История создания ‘Рудина’, тех колебаний, которые испытывал во время нее Тургенев, тех переделок, которым он подвергал своего героя,— общеизвестна. Если дополнить ее сведениями, сообщенными Чернышевским в его воспоминаниях (‘Совр. Мир’, 1911 г., No 11, стр. 178—179), его можно считать установленным, что только что приведенный отзыв Ник. Гавр. о ‘Рудине’ имеет за собой известные основания. Однако печатать его все же не следовало именно потому, что он приобретал явно тенденциозный характер в виду изменившихся отношений с Тургеневым, как не следовало позволять мелких выпадов по адресу Тургенева. {Примеры мелких выпадов ‘Современника’ приводятся М. Н. Гутьяром в его книге ‘Ив. Серг.
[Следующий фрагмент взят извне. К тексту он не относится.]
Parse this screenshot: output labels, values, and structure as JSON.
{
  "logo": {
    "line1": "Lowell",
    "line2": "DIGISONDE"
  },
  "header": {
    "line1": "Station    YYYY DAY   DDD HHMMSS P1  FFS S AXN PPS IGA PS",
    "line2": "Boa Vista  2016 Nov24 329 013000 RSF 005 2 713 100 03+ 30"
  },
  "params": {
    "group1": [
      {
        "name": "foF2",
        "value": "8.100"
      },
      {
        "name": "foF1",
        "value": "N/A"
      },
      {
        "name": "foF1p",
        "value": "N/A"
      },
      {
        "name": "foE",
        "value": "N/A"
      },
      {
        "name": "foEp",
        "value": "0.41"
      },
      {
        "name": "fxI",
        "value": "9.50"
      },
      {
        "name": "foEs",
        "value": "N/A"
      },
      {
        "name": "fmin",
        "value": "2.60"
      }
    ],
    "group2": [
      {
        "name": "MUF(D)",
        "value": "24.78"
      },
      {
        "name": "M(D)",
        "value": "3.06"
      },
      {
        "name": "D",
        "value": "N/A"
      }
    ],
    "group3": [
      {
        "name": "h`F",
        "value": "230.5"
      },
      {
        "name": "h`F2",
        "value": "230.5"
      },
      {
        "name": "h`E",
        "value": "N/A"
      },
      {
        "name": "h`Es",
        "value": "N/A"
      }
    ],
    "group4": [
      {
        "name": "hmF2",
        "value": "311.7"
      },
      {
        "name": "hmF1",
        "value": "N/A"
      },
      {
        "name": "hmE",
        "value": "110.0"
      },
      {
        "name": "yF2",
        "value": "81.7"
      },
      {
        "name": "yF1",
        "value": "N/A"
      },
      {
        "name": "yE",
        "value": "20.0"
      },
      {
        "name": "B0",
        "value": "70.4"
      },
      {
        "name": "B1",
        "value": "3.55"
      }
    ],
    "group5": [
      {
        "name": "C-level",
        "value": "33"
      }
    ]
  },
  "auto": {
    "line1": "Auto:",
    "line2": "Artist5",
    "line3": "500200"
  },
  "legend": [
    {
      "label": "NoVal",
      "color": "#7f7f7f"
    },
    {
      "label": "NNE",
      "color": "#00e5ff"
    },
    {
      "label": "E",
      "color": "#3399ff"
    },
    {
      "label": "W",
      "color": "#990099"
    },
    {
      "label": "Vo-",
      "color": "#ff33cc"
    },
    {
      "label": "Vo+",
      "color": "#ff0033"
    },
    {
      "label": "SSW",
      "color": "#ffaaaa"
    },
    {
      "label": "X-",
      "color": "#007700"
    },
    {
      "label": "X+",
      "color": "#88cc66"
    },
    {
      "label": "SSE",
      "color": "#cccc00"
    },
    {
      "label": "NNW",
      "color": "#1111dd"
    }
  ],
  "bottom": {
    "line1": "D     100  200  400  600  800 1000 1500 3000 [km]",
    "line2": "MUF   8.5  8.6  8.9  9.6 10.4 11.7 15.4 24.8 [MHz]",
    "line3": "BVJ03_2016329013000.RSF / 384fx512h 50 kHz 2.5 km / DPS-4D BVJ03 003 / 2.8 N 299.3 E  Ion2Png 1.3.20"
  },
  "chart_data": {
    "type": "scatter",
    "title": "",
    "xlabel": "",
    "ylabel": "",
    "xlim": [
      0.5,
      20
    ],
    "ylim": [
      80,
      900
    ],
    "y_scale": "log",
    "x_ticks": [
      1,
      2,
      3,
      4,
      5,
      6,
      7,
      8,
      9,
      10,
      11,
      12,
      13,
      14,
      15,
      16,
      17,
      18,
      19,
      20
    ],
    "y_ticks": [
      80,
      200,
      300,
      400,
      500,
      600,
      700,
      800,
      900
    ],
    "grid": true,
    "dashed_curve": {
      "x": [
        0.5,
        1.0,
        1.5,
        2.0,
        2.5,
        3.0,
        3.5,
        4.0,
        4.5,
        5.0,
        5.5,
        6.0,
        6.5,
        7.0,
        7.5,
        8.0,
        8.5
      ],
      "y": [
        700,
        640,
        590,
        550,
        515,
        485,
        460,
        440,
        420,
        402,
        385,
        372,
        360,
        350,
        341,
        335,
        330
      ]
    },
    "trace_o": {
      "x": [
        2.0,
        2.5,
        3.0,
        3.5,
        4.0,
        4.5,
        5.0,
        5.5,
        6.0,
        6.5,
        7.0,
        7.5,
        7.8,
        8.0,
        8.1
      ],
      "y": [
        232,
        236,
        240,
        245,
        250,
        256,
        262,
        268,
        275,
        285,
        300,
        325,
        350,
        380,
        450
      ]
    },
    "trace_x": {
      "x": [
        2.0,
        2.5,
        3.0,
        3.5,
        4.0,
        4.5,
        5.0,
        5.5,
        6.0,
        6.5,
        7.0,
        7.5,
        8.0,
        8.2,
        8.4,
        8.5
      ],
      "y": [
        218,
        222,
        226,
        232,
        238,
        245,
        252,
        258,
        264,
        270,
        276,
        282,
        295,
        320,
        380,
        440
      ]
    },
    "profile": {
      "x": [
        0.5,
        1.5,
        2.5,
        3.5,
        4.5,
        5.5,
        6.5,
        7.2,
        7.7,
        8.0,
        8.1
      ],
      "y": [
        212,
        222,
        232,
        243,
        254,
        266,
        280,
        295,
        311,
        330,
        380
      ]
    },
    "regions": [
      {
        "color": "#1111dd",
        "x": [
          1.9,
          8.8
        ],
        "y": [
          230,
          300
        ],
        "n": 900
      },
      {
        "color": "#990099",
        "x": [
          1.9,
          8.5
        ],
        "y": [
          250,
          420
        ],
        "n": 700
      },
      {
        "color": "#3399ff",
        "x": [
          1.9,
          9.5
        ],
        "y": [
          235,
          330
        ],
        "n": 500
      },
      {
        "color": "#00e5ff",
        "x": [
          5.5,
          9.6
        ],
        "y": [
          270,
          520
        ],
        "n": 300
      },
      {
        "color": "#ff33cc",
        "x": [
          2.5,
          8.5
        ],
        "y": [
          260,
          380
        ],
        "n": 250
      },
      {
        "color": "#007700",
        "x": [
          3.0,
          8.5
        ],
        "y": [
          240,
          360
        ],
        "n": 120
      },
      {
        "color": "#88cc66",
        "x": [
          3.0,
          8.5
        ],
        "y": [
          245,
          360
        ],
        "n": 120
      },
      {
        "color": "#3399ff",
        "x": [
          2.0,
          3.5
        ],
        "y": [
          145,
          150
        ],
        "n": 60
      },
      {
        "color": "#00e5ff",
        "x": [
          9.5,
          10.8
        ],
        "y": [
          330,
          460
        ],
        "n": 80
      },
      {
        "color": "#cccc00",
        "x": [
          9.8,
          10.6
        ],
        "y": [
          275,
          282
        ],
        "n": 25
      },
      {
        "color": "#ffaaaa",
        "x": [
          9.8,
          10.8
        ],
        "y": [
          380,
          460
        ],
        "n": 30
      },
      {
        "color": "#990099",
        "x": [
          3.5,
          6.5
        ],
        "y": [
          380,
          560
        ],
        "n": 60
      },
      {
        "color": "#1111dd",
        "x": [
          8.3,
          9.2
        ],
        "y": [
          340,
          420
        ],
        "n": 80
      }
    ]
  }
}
Тургенев’, Юрьев, 1907 г., на стр. 239—240. } Конечно, существенного значения эта последние иметь не могли, так как в основе разрыва лежали несравненно более глубокие причины, о которых уже было достаточно говорено, но если бы редакция некрасовского журнала нашла в себе достаточно объективности, чтобы от них воздержаться, то это послужило бы только к ее чести.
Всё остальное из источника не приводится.